For instance, a simulation where I set NPS = 600k in the input file and ran 5 cycles, I got this from my calculations:
Average Uncertainty (U_1) = 42.7305
Total Primaries Run (N_1) = 3000000
But with NPS = 55000000 in the files and still running 5 cycIes, I get this
Average Uncertainty (U_2)= 12.1090
Total Primaries Run (N_2) = 275000000
AND this:
N_2/N_1 = 91.67
(U_1/U_2)^2 = 12.45
Even the Values from the *sum.lis for the Total response do Not follow this relationship as shown
N_1 = 3000000
sigma_1 = 0.2291394 #%
N_2 = 275000000
sigma_2 = 5.9575517E-02 #%
N_2 /N_1 = 91.67
(sigma_1/sigma_2)^2 = 14.79
The reason for doing this that I wish to use the uncertainty and NPS from the first simulation ( a few primaries) to determine the NPS that will result to an uncertainty less that a certain value. That is, if my target average uncertainty (U2) is to be less than 10%, then I need to have
N2 > N1*((U1/U2)^2). So, even after rounding up NPS to the next 100k, I still got sigma = 12.1 %
I see mainly three points in the mechanism you want to establish, all based on the fact that Monte Carlo is based on random numbers:
Increasing the number of primaries in your run, you could also open rare reaction which did not happen in the previous run with less primaries. I guess you are taking this into account with the weighted average, where I am guessing that the Counts are actually the result of the estimator, so the third column in the *tab.lis file. In any case, this could still create some differences, particularly if you plan to start from simulation with few primaries.
As written in slide 30, the variance itself is a random variable. Runs with the same
number of primaries but different random seeds will give different values of the
variance.
Additionally, I wonder how meaningful is to consider the average uncertainty to establish if your simulation results are reliable. You could get still some result with high uncertainty (isolated spikes) but you would not see them averaging. In this sense, it would be better to check the error of the specific bin you are interested in, or to look at the error of any bin.
Thank you very much for these clarifications:). Your points 1 & 2 clearly explains my doubt and exactly what I needed.
To address your point 3, why I used the average (weighted uncertainty from the *tab.lis file,
I’m more interested in the overall reduction of the error bars when I plot the differential spectrum.

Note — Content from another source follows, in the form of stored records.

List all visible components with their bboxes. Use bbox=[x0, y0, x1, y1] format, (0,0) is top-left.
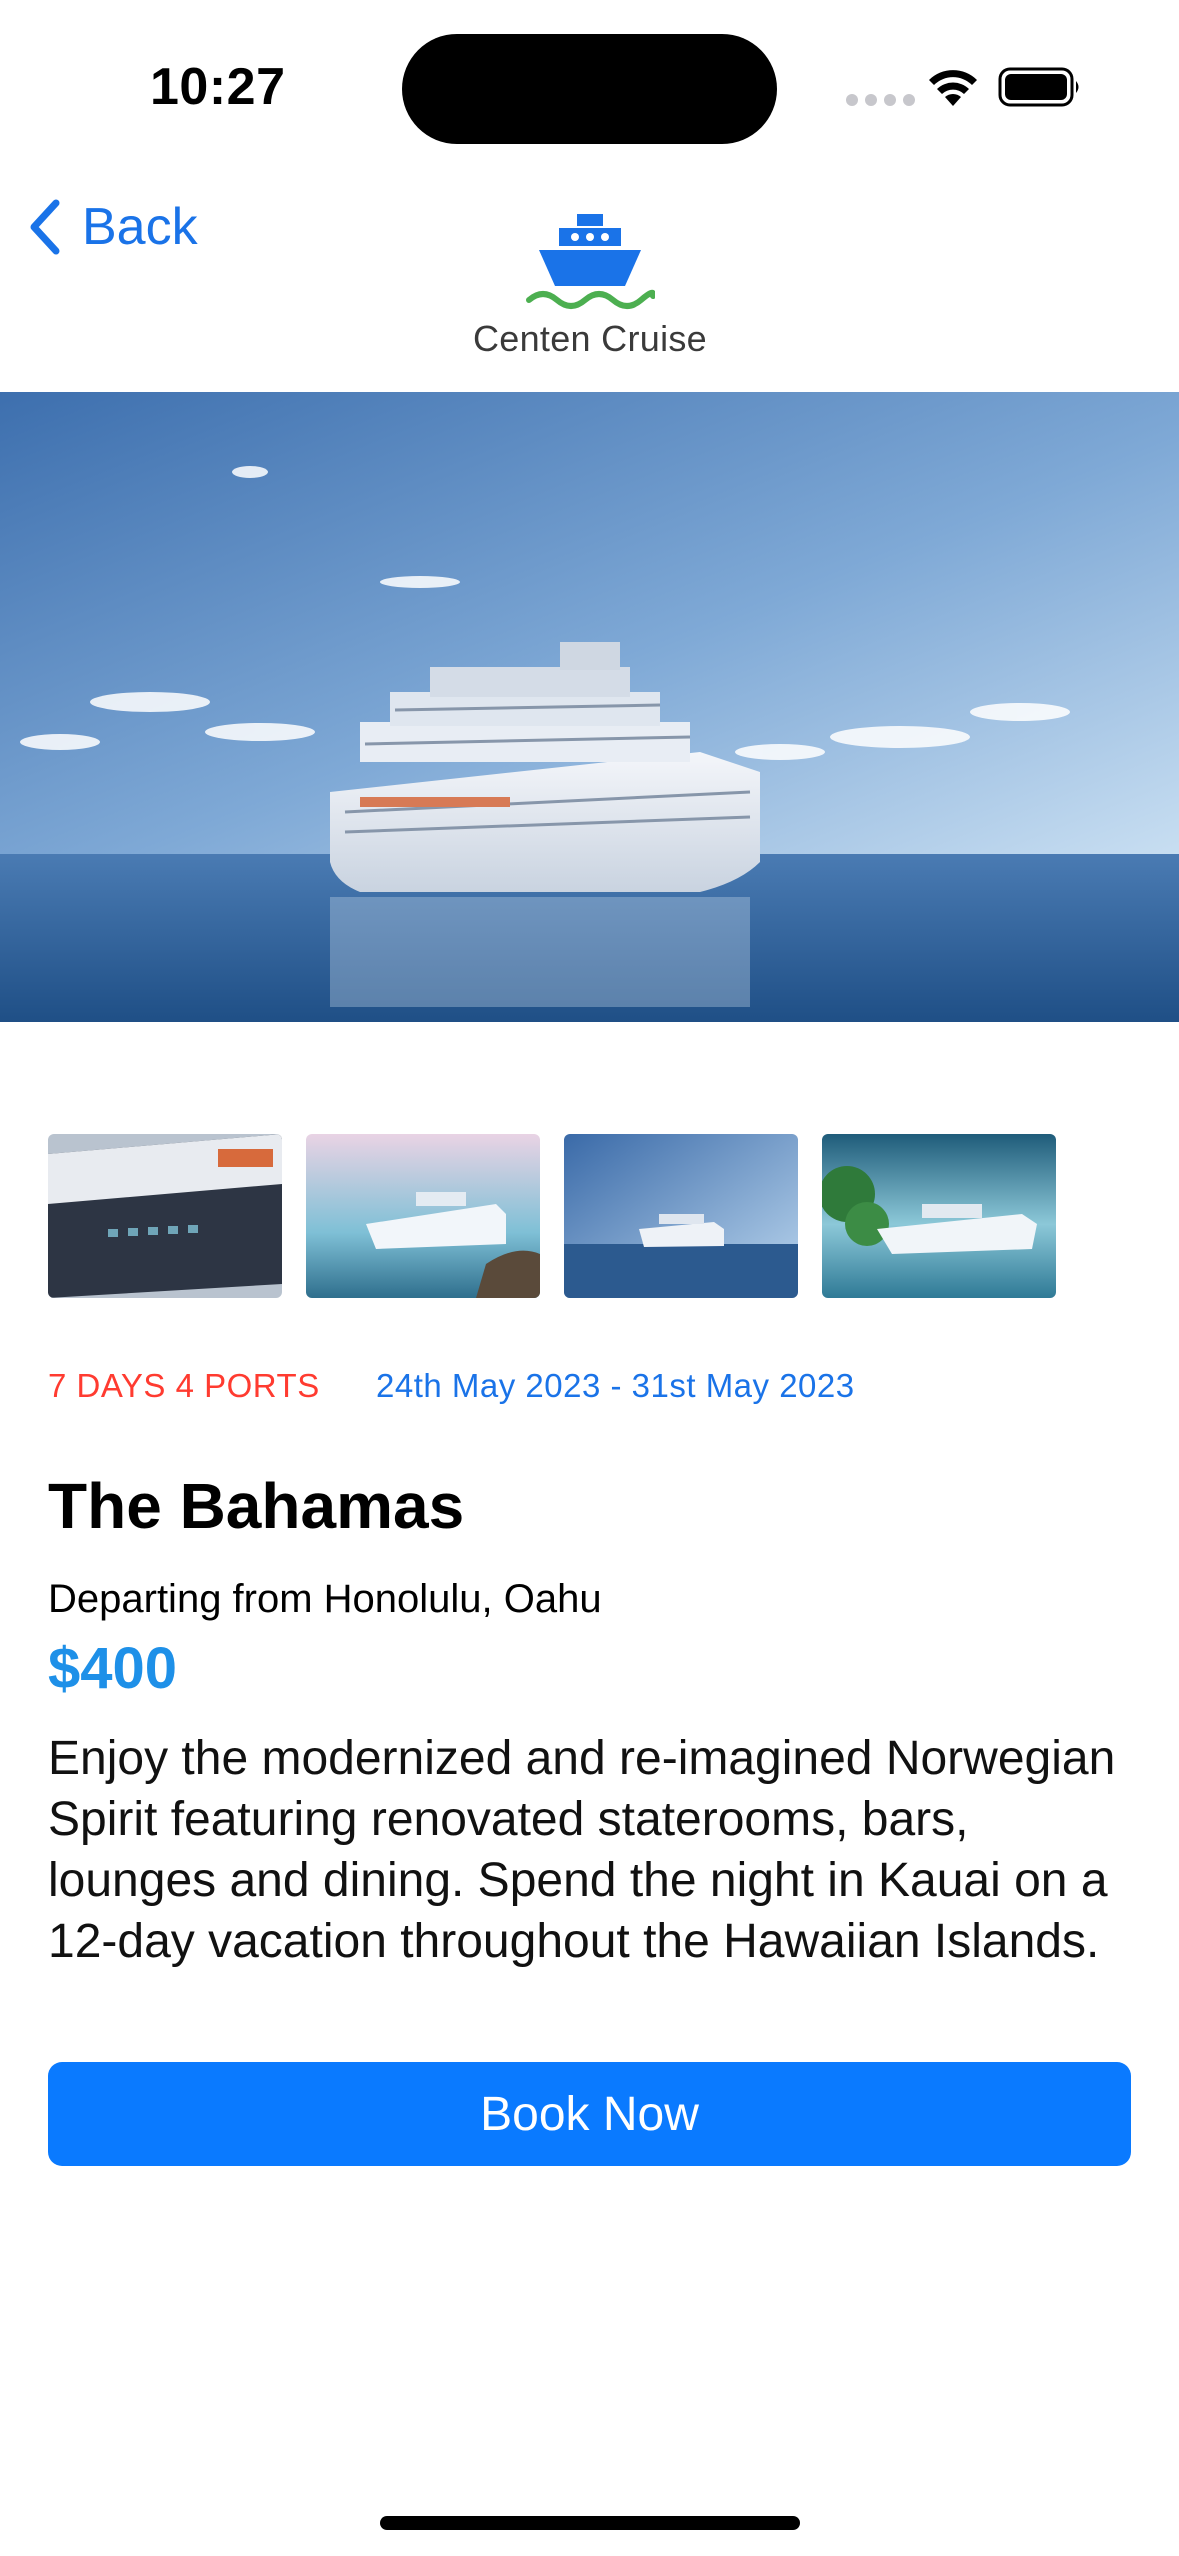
thumbnail-2[interactable] bbox=[306, 1134, 540, 1298]
departure-port: Departing from Honolulu, Oahu bbox=[48, 1577, 602, 1621]
dynamic-island bbox=[402, 34, 777, 144]
home-indicator[interactable] bbox=[380, 2516, 800, 2530]
back-button[interactable]: Back bbox=[26, 190, 198, 264]
thumbnail-1[interactable] bbox=[48, 1134, 282, 1298]
book-now-button[interactable]: Book Now bbox=[48, 2062, 1131, 2166]
cellular-signal-icon bbox=[846, 94, 915, 106]
wifi-icon bbox=[929, 70, 977, 106]
brand-header: Centen Cruise bbox=[430, 208, 750, 360]
back-label: Back bbox=[82, 198, 198, 256]
thumbnail-4[interactable] bbox=[822, 1134, 1056, 1298]
ship-logo-icon bbox=[526, 214, 655, 309]
thumbnail-3[interactable] bbox=[564, 1134, 798, 1298]
battery-icon bbox=[998, 67, 1079, 107]
cruise-dates: 24th May 2023 - 31st May 2023 bbox=[376, 1367, 855, 1404]
thumbnail-gallery bbox=[48, 1134, 1056, 1298]
brand-name: Centen Cruise bbox=[472, 318, 707, 359]
cruise-description: Enjoy the modernized and re-imagined Nor… bbox=[48, 1732, 1116, 1968]
cruise-duration: 7 DAYS 4 PORTS bbox=[48, 1367, 320, 1404]
cruise-title: The Bahamas bbox=[48, 1470, 465, 1542]
hero-image bbox=[0, 392, 1179, 1022]
chevron-left-icon bbox=[30, 199, 60, 255]
status-time: 10:27 bbox=[150, 58, 286, 116]
cruise-price: $400 bbox=[48, 1636, 178, 1701]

For example, Suppose that I have 1024 bins, how do I chose a single bin to judge the statistical accuracy of the overall result? Also, Since these errors are themselves random, I think that a single (randomly chosen bin) could present a large error (due to low counts in that bin) whereas the other bins will have lower errors. Correct?
This is why I multiplied every bin error with the corresponding counts (3rd column) x (4th column) computed the weighted average as shown in my formula.
This value thus decreases with the number of contributions N as 1/sqrt(N) N but I wasn’t sure why the relation N_2 /N_1 = (sigma1/sigm2)^2 was not being respected.
So, based on your explanation and notes from slide 30 of the presentation, I do not except N_2 /N_1 = (sigma1/sigm2)^2 to be exact except for very large N (–> infinity) where the calculated mean converges to the true values. Correct?
I understand your use of the average uncertainty, but at the same time I just wanted to warn for possible unexpected spikes/drop which still might show up in your simulation. Clearly you cannot simply rely on the 1/sqrt(N) behaviour to obtain statistically meaningful results. As recommended in the slides, plotting the final results can also help to check the convergence of the results.
I would assume that you can expect the 1/sqrt(N) trend for the each uncertainty of your bins (and therefore, also for the average uncertainty) only if the specific bin have received a sufficiently large number of contributions N, such that the Central Limit Theorem is valid.